No matter how you slice it, it always comes down to the homosexual act. Tobin and Martin choose to look away. But as long as the homosexual community is unwilling or unable to separate the state of temptation and the conscious choice to act on that temptation, the Church has nothing more to say.
The best thing I can say relative to Archbishop Tobin is that he is at least not in the Indianapolis Diocese any longer.
It’s disturbing, to say the least, how the “LBGT” acronym is now being bandied about in the highest places as if it’s spumoni in relation to a *vanilla* Church teaching.
Has any Catholic moral theologian given a cogent argument as to what it means to “welcome” someone who practices B[isexuality], for example, other than to direct them to the confessional?
Too many prominent prelates have allowed themselves to be led into an intellectual sinkhole, unable to perceive today’s popular falsehood that opposes the clarity found in both the natural sciences and the Bible: that various and sundry sexual behaviors occur because people have/develop “identities” different from what’s evidenced by the obvious functional design of their God-given anatomies.
Perhaps the term “disordered” is not “unfortunate” but inadequate. Unnatural, irrational, hedonistic, self-destructive, are more fitting.
No one ever said that fighting for the truth would be easy.
St. Athanasius, pray for us.
Every time a member of the clergy makes a statement like this, they are effectively stating that they no longer believe in Christ, His teachings, the Bible or the Church. When it is coming from a Cardinal during Holy Week, we can be pretty assured of their lack of faith……. In this case, another of Pope Francis’s new Cardinals, it only enforces the thought that Francis too has walked away from the Lord. He can kiss all the feet he wants to, but as long as he is stacking the deck with his cadre of homosexual clergy, he cannot be believed as one who follows Christ. May the Lord have mercy upon their souls.
So I think the fundamental problem is that our Holy Father and company in their sentimentality have already ‘blessed’ contraception which opens the door to all the other sexual sins. Sex is no longer restricted to the procreative act.
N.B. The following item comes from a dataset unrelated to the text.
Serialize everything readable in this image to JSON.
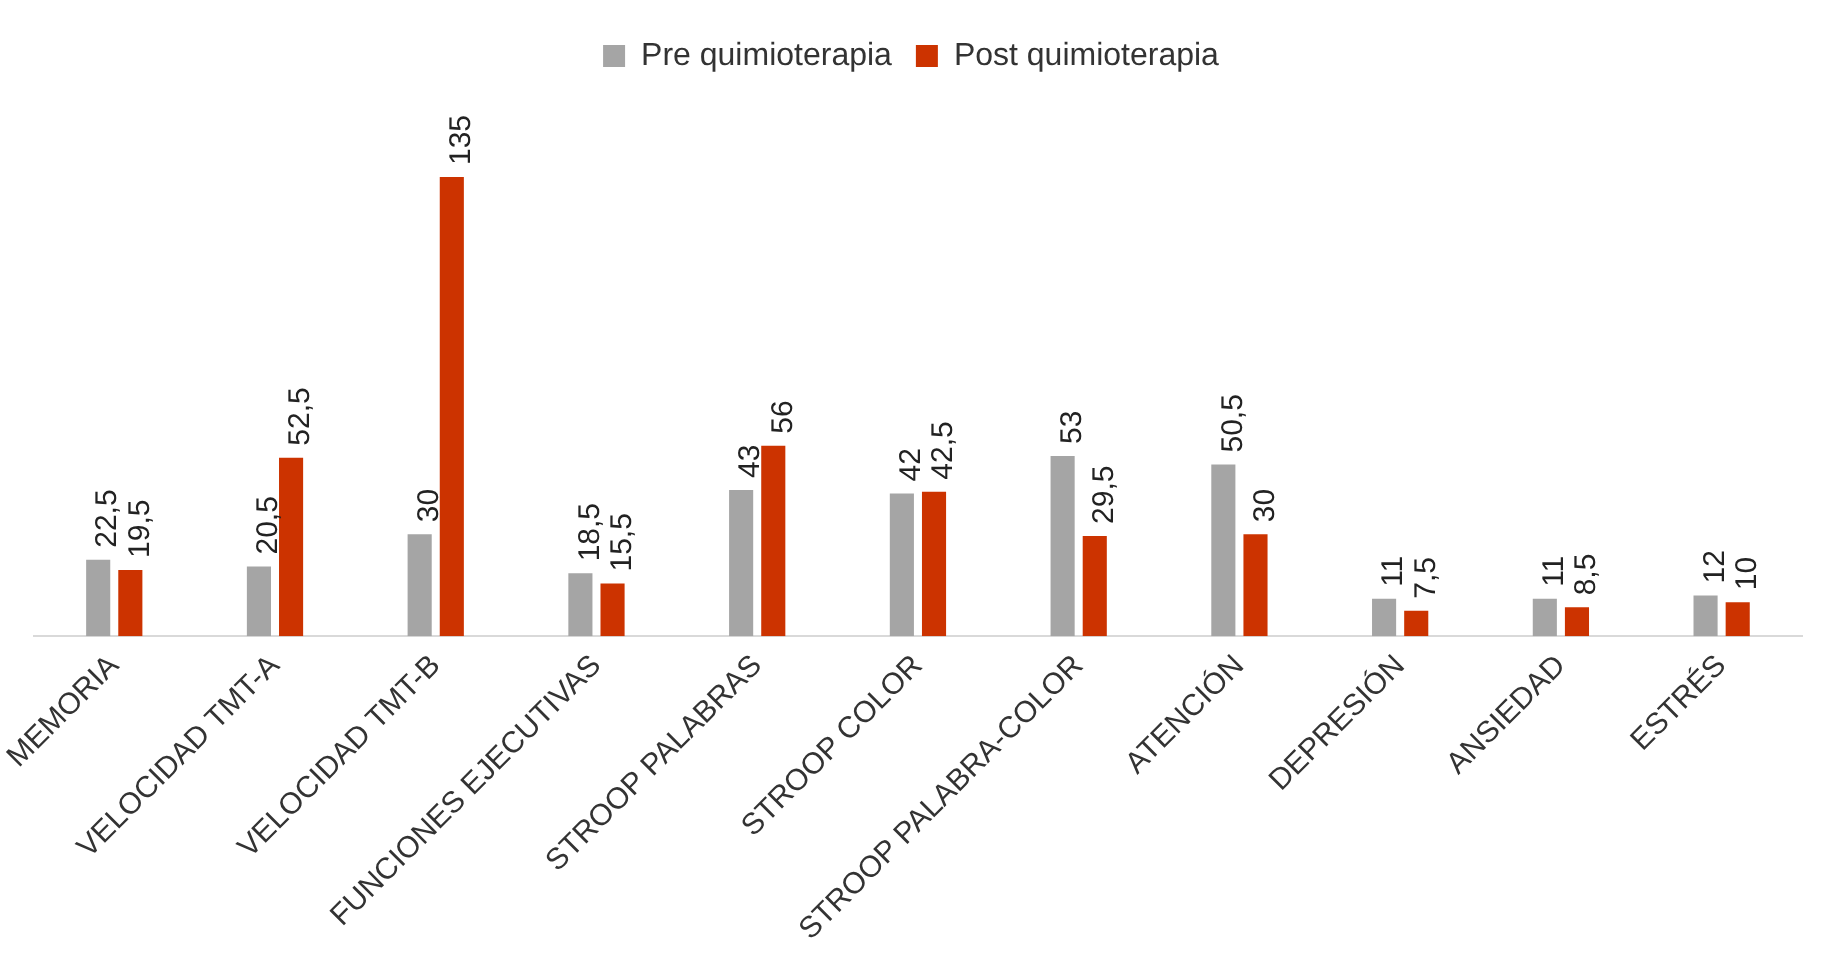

Who is really surprised that Cardinal “Nighty Night Baby” Tobin does not believe same sex relationships are intrinsically disordered?
Nighty night baby!!! Give me a break. This is no Roman Catholic Bishop. Man of no faith. The Sodomy is an Act Of pure lust..please. Remove him from the priesthood. I am worried.
This is why faithful Catholics are leaving; some to Orthodoxy; others to evangelical churches. This cardinal along with other cardinals and bishops, and Pope Francis, are destroying the Church for this generation and the upcoming generation.
Could there be anything more hurtful, harmful, and demeaning, than identifying persons according to sexual desire/inclination/orientation in order to justify the engaging in of sexual acts that are hurtful, harmful, and demeaning no matter who is engaging in said acts, including a man and woman united in marriage as husband and wife? How can identifying persons according to sexual desire/inclination/orientation justify the engaging in of sexual acts, that by their very nature deny the inherent Dignity of the human person as a beloved son or daughter? How could anyone who Loves their child, dismiss the physical, psychological, emotional, and spiritual harm, that occurs, when engaging in demeaning sexual acts, that can never serve for the Good of one’s beloved or oneself? Apathy is always the result of a failure to Love; what is unfortunate is how apathetic a multitude who profess to be followers of The Christ have become because they no longer believe that Christ’s teaching in regards to sexual morality, serves out of respect for the inherent Dignity of all persons.